In anger and shame at my self, I sat up a little straighter, dropped the blanket from my head and, fighting back tears, I began to smile at every child as they approached. I tried to catch the eye of each parent and say a kind word.

I am doing fine! I have no problems! I have a chance! I heard myself saying these things aloud to anybody and everybody! I would spend the next hour stretched out on a cold, hard x-ray table making jokes about my guts, and being "digestively challenged"!

"Doc, will I be able to play the cello when I get out?"

"I believe you will, sir."

"Amazing! I can't play any instrument now!"

They're probably still talking about that one!

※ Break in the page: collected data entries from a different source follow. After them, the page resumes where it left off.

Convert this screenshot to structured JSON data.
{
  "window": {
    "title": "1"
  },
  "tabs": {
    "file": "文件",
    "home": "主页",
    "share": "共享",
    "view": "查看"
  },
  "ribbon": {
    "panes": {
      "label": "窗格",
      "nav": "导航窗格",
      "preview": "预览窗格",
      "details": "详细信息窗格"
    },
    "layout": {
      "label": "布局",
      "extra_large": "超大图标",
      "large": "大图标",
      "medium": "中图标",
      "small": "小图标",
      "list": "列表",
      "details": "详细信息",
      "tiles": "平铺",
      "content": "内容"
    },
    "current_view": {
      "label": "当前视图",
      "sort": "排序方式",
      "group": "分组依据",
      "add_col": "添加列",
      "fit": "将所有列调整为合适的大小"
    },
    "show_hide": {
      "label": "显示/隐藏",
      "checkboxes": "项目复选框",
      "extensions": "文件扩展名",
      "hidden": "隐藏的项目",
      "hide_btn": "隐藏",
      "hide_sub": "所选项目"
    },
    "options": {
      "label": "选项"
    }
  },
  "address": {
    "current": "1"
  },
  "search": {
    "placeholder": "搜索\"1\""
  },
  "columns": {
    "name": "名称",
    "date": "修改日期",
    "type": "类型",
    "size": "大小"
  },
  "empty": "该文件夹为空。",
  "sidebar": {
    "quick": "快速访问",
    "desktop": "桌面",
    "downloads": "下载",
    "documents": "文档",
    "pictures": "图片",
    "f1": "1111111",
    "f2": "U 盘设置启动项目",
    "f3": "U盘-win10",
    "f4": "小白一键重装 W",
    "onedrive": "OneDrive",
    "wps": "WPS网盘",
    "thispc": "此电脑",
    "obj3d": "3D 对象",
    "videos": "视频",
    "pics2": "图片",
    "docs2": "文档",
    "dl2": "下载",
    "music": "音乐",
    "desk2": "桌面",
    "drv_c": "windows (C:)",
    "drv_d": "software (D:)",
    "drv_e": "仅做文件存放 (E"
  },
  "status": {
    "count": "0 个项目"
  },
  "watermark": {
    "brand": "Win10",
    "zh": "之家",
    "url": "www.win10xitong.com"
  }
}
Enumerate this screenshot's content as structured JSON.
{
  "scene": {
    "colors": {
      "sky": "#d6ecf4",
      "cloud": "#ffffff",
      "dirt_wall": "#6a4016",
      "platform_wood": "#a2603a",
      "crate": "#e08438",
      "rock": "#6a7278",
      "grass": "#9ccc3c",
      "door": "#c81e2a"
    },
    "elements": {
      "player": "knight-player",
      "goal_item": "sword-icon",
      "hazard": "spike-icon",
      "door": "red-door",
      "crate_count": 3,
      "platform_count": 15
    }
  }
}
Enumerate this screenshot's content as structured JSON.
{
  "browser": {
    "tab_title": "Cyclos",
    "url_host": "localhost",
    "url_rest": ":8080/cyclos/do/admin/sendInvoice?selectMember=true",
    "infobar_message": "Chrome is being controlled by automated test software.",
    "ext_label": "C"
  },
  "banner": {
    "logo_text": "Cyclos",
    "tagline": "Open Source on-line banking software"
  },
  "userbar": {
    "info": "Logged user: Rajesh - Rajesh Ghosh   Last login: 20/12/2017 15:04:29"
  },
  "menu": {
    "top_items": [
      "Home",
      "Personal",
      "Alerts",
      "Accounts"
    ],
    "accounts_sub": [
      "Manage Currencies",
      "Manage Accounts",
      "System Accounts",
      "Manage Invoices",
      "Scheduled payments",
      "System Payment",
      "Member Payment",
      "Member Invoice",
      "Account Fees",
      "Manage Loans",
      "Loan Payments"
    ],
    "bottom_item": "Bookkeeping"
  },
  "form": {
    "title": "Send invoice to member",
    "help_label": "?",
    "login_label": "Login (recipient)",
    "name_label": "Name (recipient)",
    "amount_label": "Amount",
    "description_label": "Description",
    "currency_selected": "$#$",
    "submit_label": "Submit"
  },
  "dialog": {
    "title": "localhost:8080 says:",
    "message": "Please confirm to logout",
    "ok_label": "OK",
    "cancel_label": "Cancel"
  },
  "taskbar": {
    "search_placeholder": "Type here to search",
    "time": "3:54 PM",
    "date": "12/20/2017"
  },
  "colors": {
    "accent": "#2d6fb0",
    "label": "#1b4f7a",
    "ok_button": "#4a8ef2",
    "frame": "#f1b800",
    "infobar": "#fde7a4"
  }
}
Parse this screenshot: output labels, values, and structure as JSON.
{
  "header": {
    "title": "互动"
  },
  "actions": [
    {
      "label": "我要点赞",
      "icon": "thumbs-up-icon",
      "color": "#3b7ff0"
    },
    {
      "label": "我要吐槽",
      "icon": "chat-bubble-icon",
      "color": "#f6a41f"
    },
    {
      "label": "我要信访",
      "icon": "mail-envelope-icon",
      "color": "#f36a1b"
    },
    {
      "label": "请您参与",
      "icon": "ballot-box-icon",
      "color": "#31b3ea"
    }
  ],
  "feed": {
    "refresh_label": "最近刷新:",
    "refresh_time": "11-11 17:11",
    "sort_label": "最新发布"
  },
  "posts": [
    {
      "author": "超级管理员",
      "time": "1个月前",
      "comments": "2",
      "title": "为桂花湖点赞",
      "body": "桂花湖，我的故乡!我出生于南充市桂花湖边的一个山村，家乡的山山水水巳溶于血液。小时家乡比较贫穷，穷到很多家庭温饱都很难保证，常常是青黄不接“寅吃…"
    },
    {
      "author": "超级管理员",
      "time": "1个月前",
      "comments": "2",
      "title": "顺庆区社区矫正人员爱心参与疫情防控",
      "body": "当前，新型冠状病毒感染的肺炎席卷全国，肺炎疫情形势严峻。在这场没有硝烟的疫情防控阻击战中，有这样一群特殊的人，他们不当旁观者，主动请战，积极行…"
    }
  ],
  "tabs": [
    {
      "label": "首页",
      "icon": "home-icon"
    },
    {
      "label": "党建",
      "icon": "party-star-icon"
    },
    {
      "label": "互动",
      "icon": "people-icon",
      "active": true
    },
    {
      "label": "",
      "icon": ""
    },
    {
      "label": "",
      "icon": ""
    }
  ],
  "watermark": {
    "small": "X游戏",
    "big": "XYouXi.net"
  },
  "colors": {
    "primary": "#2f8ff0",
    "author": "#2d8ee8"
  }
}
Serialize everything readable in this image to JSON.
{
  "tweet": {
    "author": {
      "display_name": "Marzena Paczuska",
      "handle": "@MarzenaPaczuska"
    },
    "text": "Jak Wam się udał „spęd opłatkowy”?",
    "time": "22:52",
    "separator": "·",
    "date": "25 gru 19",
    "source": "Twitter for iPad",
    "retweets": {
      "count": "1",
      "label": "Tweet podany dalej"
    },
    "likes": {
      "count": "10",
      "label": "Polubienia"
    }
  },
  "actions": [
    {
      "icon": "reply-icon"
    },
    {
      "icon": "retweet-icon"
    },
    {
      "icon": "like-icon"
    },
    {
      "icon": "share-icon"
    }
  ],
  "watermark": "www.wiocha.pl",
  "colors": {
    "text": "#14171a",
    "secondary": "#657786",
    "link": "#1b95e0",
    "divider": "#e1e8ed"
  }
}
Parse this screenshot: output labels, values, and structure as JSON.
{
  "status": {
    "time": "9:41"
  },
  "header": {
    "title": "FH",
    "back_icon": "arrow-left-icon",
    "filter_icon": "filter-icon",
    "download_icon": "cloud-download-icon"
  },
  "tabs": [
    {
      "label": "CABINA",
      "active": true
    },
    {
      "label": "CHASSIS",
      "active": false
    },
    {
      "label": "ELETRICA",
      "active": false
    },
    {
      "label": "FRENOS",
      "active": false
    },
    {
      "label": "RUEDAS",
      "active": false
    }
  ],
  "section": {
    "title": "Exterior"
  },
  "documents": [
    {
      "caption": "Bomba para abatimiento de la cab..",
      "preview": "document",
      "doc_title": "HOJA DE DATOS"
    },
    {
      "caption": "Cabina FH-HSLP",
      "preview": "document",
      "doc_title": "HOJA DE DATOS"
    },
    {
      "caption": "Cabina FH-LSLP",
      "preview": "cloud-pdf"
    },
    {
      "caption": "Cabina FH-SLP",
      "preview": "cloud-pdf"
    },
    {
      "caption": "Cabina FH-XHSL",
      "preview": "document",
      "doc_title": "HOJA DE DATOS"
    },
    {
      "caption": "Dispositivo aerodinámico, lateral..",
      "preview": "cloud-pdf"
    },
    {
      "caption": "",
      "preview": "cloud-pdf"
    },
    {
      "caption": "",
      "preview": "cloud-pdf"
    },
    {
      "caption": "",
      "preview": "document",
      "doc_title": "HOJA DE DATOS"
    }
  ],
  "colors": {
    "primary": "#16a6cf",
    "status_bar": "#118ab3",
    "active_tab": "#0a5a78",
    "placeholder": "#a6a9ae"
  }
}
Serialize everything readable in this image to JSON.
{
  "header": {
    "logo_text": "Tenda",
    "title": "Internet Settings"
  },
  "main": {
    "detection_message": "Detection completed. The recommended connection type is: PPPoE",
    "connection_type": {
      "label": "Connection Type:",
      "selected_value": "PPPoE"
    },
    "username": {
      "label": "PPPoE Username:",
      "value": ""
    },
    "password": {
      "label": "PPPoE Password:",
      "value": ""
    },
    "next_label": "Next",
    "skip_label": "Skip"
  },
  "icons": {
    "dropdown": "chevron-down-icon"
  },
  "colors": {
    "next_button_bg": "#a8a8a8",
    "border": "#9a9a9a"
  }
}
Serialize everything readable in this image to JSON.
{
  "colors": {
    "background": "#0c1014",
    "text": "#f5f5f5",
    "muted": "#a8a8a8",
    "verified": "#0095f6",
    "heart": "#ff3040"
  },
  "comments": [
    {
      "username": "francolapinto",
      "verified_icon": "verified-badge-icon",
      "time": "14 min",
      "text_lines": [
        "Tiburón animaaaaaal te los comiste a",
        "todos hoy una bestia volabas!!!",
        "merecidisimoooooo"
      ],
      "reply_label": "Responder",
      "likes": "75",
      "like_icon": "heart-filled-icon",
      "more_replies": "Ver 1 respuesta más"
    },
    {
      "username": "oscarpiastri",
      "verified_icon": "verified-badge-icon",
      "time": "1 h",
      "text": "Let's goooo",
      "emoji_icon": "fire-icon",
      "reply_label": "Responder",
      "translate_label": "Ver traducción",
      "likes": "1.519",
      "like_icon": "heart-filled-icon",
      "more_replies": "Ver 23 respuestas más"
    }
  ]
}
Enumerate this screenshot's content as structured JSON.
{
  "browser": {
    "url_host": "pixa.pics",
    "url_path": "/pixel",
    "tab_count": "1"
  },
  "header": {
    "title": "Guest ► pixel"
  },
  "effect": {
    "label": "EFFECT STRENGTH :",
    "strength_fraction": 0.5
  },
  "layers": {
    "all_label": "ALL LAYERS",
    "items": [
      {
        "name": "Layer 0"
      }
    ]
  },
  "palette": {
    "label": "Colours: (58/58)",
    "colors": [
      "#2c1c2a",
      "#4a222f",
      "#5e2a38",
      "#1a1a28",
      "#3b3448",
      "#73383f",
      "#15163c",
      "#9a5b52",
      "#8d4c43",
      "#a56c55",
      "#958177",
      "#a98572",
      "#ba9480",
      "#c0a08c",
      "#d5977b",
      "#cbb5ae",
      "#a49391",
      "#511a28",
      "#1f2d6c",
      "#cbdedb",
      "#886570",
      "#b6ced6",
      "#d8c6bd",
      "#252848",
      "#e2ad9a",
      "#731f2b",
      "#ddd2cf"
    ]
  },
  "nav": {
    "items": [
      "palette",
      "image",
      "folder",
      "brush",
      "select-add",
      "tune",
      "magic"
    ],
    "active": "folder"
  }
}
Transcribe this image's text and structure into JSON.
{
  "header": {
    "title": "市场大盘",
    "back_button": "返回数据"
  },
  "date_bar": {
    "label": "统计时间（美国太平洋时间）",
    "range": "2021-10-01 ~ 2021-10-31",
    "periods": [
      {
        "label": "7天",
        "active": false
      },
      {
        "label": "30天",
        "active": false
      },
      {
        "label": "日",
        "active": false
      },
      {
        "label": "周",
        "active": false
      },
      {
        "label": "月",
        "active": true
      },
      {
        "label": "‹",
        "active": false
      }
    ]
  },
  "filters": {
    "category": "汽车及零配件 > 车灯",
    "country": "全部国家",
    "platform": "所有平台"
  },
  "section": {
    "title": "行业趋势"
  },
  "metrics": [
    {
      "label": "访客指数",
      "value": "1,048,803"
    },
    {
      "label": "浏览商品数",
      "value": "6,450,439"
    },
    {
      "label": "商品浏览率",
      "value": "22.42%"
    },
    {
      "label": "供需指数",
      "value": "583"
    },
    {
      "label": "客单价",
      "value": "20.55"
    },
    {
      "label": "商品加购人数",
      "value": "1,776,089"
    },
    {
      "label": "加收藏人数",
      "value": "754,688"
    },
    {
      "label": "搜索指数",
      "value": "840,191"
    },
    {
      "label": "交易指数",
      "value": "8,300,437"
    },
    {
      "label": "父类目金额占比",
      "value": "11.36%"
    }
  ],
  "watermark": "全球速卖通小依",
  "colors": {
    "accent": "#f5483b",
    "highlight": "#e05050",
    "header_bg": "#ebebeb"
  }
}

As we enter into 2010, our perspective may suffer the ravages of economic, physical, domestic, or emotional crisis'. The path ahead may seem long when you are so weary, short when you need hope, rough and rutted when you hurt beyond endurance. One thing is certain. For 33 years, the God of your salvation lived in this world, in an age that was particularly brutal, enslaving, prejudiced, segregated, impoverished, hungry, sick, and ignorant. Embodied in flesh, the un-blinking eye of God experienced all of it and today, at this very moment, will guide you and I through our lives with un-erring direction by His Eternal Perspective! Let's trust Him!